Intervention de Alice Desbiolles

Commission des affaires sociales — Réunion du 8 février 2022 à 15h30
Hommage à un commissaire décédé

Alice Desbiolles, médecin de santé publique :

S'il n'est pas souhaitable de vacciner tout le monde, c'est justement aussi pour la pression de sélection sur les variants, ce qui conduit à un gaspillage de la ressource en termes d'efficacité sur les personnes à risque.

Un éditorial du New England Journal of Medicine rappelait qu'il n'y avait pas de mesure de l'efficacité sur la contagiosité dans les essais cliniques randomisés, qui sont des essais à fort niveau de preuve. Toutes les études ne se valent pas : il y a une gradation dans le niveau scientifique. Des études rétrospectives, avec des cas témoins, reposant sur des données déclaratives ne constituent pas un fort niveau de preuve. La mise en place d'une intervention aussi massive et coûteuse doit reposer sur des essais à fort niveau de preuve, comme les essais cliniques randomisés. L'effet du vaccin sur la contagiosité ne fait pas partie des critères : c'est écrit noir sur blanc dans les reports d'essais cliniques des firmes.

On peut toujours trouver des études pour justifier ce que l'on a envie de montrer. Je m'appuie sur les données des industriels qui sont ceux qui commercialisent le produit. Je le redis, le critère de jugement principal est l'infection symptomatique validée par PCR positive.

Sur l'évolution virale, les coronavirus mutent et se recombinent, notamment avec des virus proches, dans de vastes réservoirs animaux qu'il faut surveiller étroitement, d'où l'intérêt de collaborer avec des vétérinaires. C'est ce que l'OMS appelle le one health, une seule santé : santé humaine, santé animale et santé des écosystèmes sont intimement liées. Il se crée en permanence des variants et des sous-variants : c'est pour cela qu'il est illusoire de vouloir bloquer complètement le processus, notamment par le biais de la vaccination. Il faut donc se demander comment éviter de favoriser par nos interventions les souches potentiellement problématiques au sein de ce vaste répertoire de mutants et de variants. Je faisais le parallèle avec les antibiotiques. Si la vaccination covid s'étend à de larges populations qui n'en ont pas forcément besoin, elle risque d'induire un phénomène bien connu, une pression de sélection.
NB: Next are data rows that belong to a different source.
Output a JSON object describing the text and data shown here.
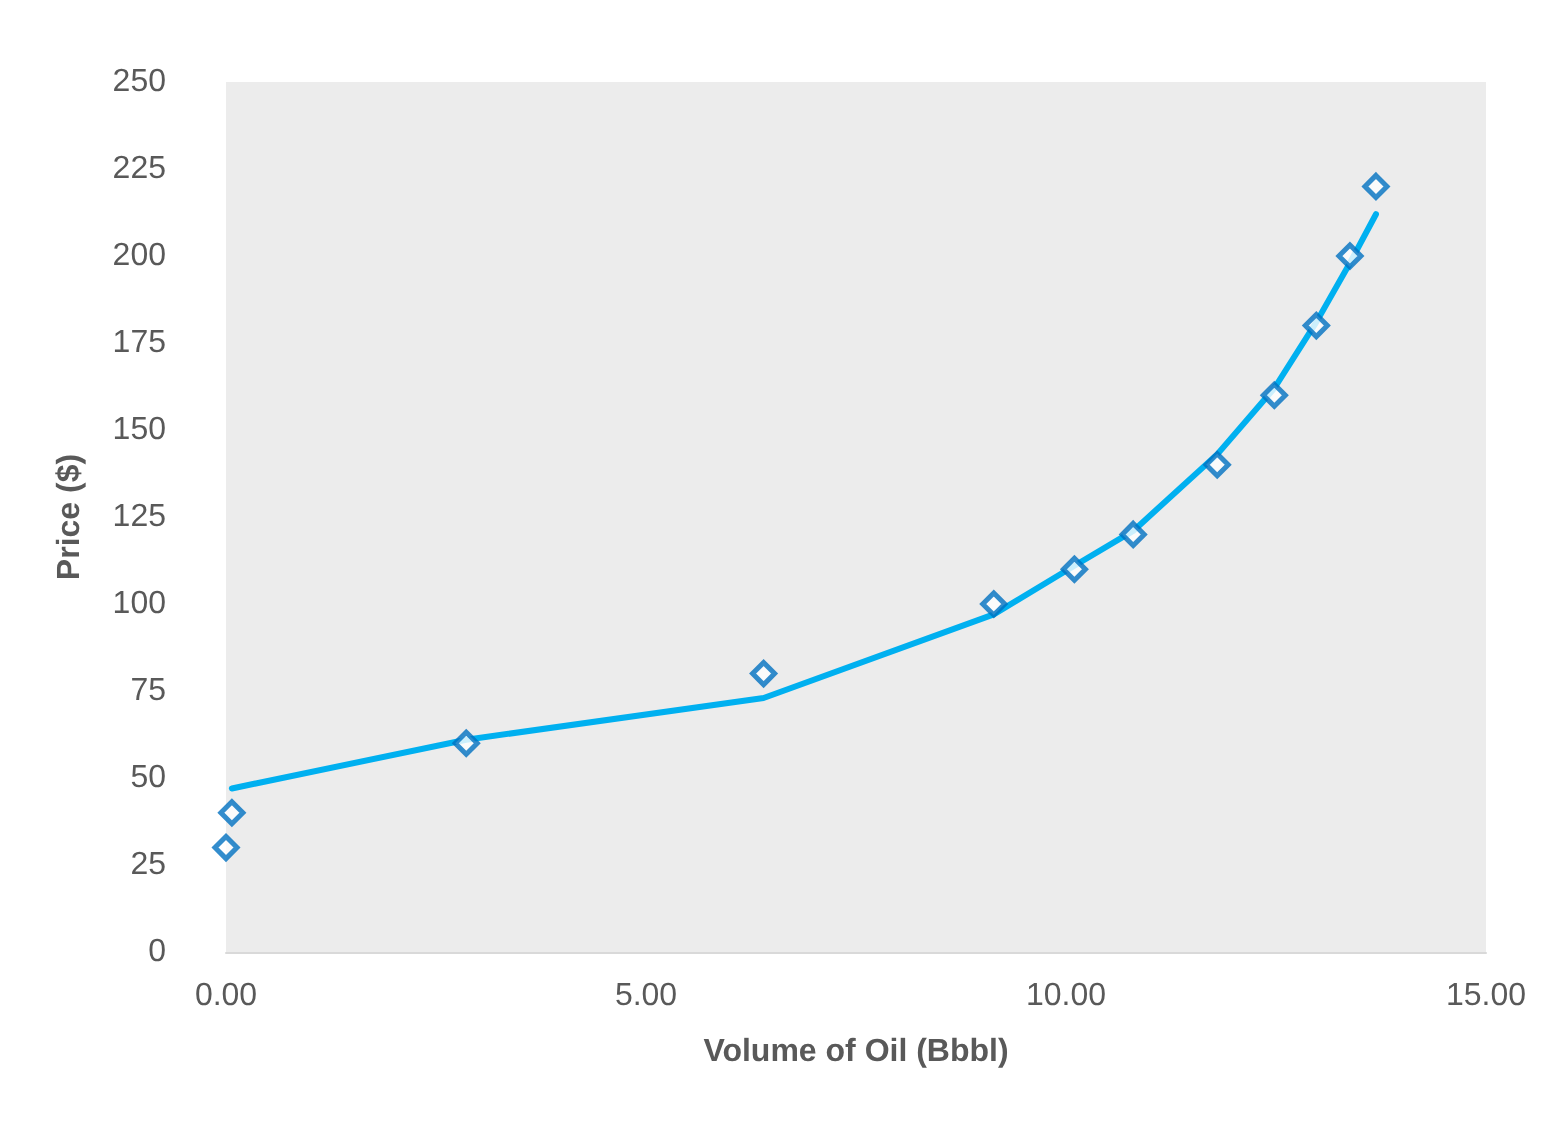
{
  "chart_data": {
    "type": "scatter",
    "xlabel": "Volume of Oil (Bbbl)",
    "ylabel": "Price ($)",
    "x": [
      0,
      0.07,
      2.86,
      6.4,
      9.14,
      10.1,
      10.8,
      11.8,
      12.48,
      12.98,
      13.38,
      13.69
    ],
    "series": [
      {
        "color": "#0070c0",
        "marker": "diamond",
        "values": [
          30,
          40,
          60,
          80,
          100,
          110,
          120,
          140,
          160,
          180,
          200,
          220
        ]
      },
      {
        "type": "line",
        "color": "#00b0f0",
        "marker": "none",
        "x": [
          0.07,
          2.86,
          6.4,
          9.14,
          10.1,
          10.8,
          11.8,
          12.48,
          12.98,
          13.38,
          13.69
        ],
        "values": [
          47,
          61,
          73,
          97,
          111,
          121,
          143,
          162,
          181,
          198,
          212
        ]
      }
    ],
    "xlim": [
      0,
      15
    ],
    "xticks": [
      {
        "value": 0,
        "label": "0.00"
      },
      {
        "value": 5,
        "label": "5.00"
      },
      {
        "value": 10,
        "label": "10.00"
      },
      {
        "value": 15,
        "label": "15.00"
      }
    ],
    "ylim": [
      0,
      250
    ],
    "yticks": [
      0,
      25,
      50,
      75,
      100,
      125,
      150,
      175,
      200,
      225,
      250
    ],
    "grid": false
  }
}
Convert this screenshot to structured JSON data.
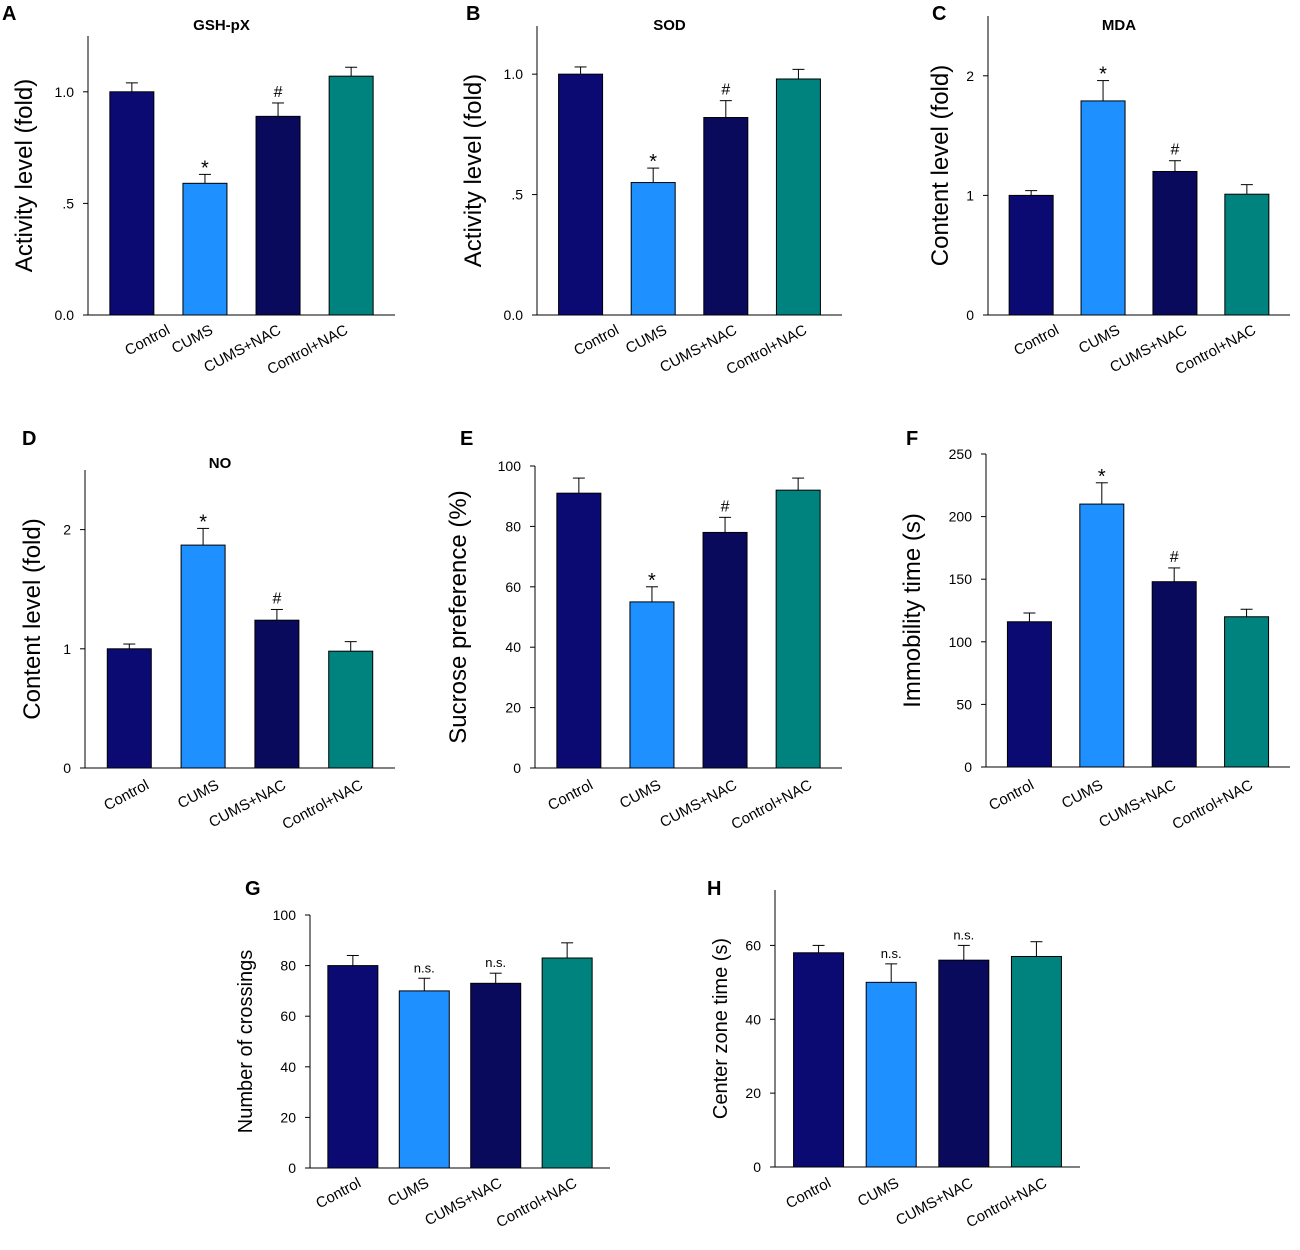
{
  "figure": {
    "bar_colors": [
      "#0a0a72",
      "#1e90ff",
      "#0a0a5c",
      "#00827f"
    ],
    "outline_color": "#000000"
  },
  "chart_data": [
    {
      "panel": "A",
      "type": "bar",
      "title": "GSH-pX",
      "ylabel": "Activity level (fold)",
      "ylim": [
        0,
        1.25
      ],
      "yticks": [
        0,
        0.5,
        1.0
      ],
      "ytick_labels": [
        "0.0",
        ".5",
        "1.0"
      ],
      "categories": [
        "Control",
        "CUMS",
        "CUMS+NAC",
        "Control+NAC"
      ],
      "values": [
        1.0,
        0.59,
        0.89,
        1.07
      ],
      "errors": [
        0.04,
        0.04,
        0.06,
        0.04
      ],
      "annotations": [
        "",
        "*",
        "#",
        ""
      ]
    },
    {
      "panel": "B",
      "type": "bar",
      "title": "SOD",
      "ylabel": "Activity level (fold)",
      "ylim": [
        0,
        1.2
      ],
      "yticks": [
        0,
        0.5,
        1.0
      ],
      "ytick_labels": [
        "0.0",
        ".5",
        "1.0"
      ],
      "categories": [
        "Control",
        "CUMS",
        "CUMS+NAC",
        "Control+NAC"
      ],
      "values": [
        1.0,
        0.55,
        0.82,
        0.98
      ],
      "errors": [
        0.03,
        0.06,
        0.07,
        0.04
      ],
      "annotations": [
        "",
        "*",
        "#",
        ""
      ]
    },
    {
      "panel": "C",
      "type": "bar",
      "title": "MDA",
      "ylabel": "Content level (fold)",
      "ylim": [
        0,
        2.5
      ],
      "yticks": [
        0,
        1,
        2
      ],
      "ytick_labels": [
        "0",
        "1",
        "2"
      ],
      "categories": [
        "Control",
        "CUMS",
        "CUMS+NAC",
        "Control+NAC"
      ],
      "values": [
        1.0,
        1.79,
        1.2,
        1.01
      ],
      "errors": [
        0.04,
        0.17,
        0.09,
        0.08
      ],
      "annotations": [
        "",
        "*",
        "#",
        ""
      ]
    },
    {
      "panel": "D",
      "type": "bar",
      "title": "NO",
      "ylabel": "Content level (fold)",
      "ylim": [
        0,
        2.5
      ],
      "yticks": [
        0,
        1,
        2
      ],
      "ytick_labels": [
        "0",
        "1",
        "2"
      ],
      "categories": [
        "Control",
        "CUMS",
        "CUMS+NAC",
        "Control+NAC"
      ],
      "values": [
        1.0,
        1.87,
        1.24,
        0.98
      ],
      "errors": [
        0.04,
        0.14,
        0.09,
        0.08
      ],
      "annotations": [
        "",
        "*",
        "#",
        ""
      ]
    },
    {
      "panel": "E",
      "type": "bar",
      "title": "",
      "ylabel": "Sucrose preference (%)",
      "ylim": [
        0,
        100
      ],
      "yticks": [
        0,
        20,
        40,
        60,
        80,
        100
      ],
      "ytick_labels": [
        "0",
        "20",
        "40",
        "60",
        "80",
        "100"
      ],
      "categories": [
        "Control",
        "CUMS",
        "CUMS+NAC",
        "Control+NAC"
      ],
      "values": [
        91,
        55,
        78,
        92
      ],
      "errors": [
        5,
        5,
        5,
        4
      ],
      "annotations": [
        "",
        "*",
        "#",
        ""
      ]
    },
    {
      "panel": "F",
      "type": "bar",
      "title": "",
      "ylabel": "Immobility time (s)",
      "ylim": [
        0,
        250
      ],
      "yticks": [
        0,
        50,
        100,
        150,
        200,
        250
      ],
      "ytick_labels": [
        "0",
        "50",
        "100",
        "150",
        "200",
        "250"
      ],
      "categories": [
        "Control",
        "CUMS",
        "CUMS+NAC",
        "Control+NAC"
      ],
      "values": [
        116,
        210,
        148,
        120
      ],
      "errors": [
        7,
        17,
        11,
        6
      ],
      "annotations": [
        "",
        "*",
        "#",
        ""
      ]
    },
    {
      "panel": "G",
      "type": "bar",
      "title": "",
      "ylabel": "Number of crossings",
      "ylim": [
        0,
        100
      ],
      "yticks": [
        0,
        20,
        40,
        60,
        80,
        100
      ],
      "ytick_labels": [
        "0",
        "20",
        "40",
        "60",
        "80",
        "100"
      ],
      "categories": [
        "Control",
        "CUMS",
        "CUMS+NAC",
        "Control+NAC"
      ],
      "values": [
        80,
        70,
        73,
        83
      ],
      "errors": [
        4,
        5,
        4,
        6
      ],
      "annotations": [
        "",
        "n.s.",
        "n.s.",
        ""
      ]
    },
    {
      "panel": "H",
      "type": "bar",
      "title": "",
      "ylabel": "Center zone time (s)",
      "ylim": [
        0,
        75
      ],
      "yticks": [
        0,
        20,
        40,
        60
      ],
      "ytick_labels": [
        "0",
        "20",
        "40",
        "60"
      ],
      "categories": [
        "Control",
        "CUMS",
        "CUMS+NAC",
        "Control+NAC"
      ],
      "values": [
        58,
        50,
        56,
        57
      ],
      "errors": [
        2,
        5,
        4,
        4
      ],
      "annotations": [
        "",
        "n.s.",
        "n.s.",
        ""
      ]
    }
  ]
}
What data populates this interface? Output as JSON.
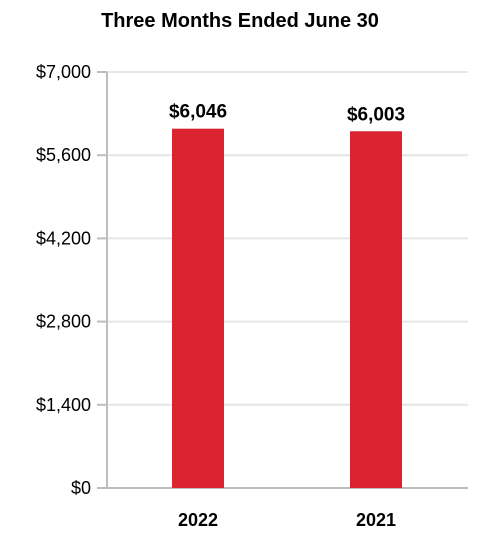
{
  "chart_data": {
    "type": "bar",
    "title": "Three Months Ended June 30",
    "xlabel": "",
    "ylabel": "",
    "categories": [
      "2022",
      "2021"
    ],
    "values": [
      6046,
      6003
    ],
    "value_labels": [
      "$6,046",
      "$6,003"
    ],
    "ylim": [
      0,
      7000
    ],
    "yticks": [
      0,
      1400,
      2800,
      4200,
      5600,
      7000
    ],
    "ytick_labels": [
      "$0",
      "$1,400",
      "$2,800",
      "$4,200",
      "$5,600",
      "$7,000"
    ],
    "grid": true,
    "legend": "none",
    "bar_color": "#dc2430",
    "grid_color": "#e6e6e6",
    "axis_color": "#bdbdbd"
  }
}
L'émergence de souches dominantes résistantes au vaccin sous différentes conditions a été récemment simulée par des chercheurs français du CNRS : dans une publication du début de l'année, il est montré que la stratégie optimale pour minimiser les dommages globaux de la pandémie consiste à focaliser la vaccination sur les personnes à haut risque de covid-19 grave afin de les protéger individuellement et efficacement, tout en évitant de sélectionner et de faire circuler des souches résistantes à partir de vastes populations de personnes à faible risque. Une accumulation de données observationnelles montrant le développement et la circulation préférentielle de variants et de sous-variants résistants dans de vastes populations vaccinées peuvent expliquer des explosions d'incidence de variants en échappement immunitaire, même dans des régions à forte couverture vaccinale. D'où l'intérêt, en d'autres termes, de cibler, d'économiser la ressource pour limiter l'échappement vaccinal.

Il faut aussi remettre les vaccins à jour, comme on le fait pour la grippe chaque année, pour anticiper les variants qui vont circuler.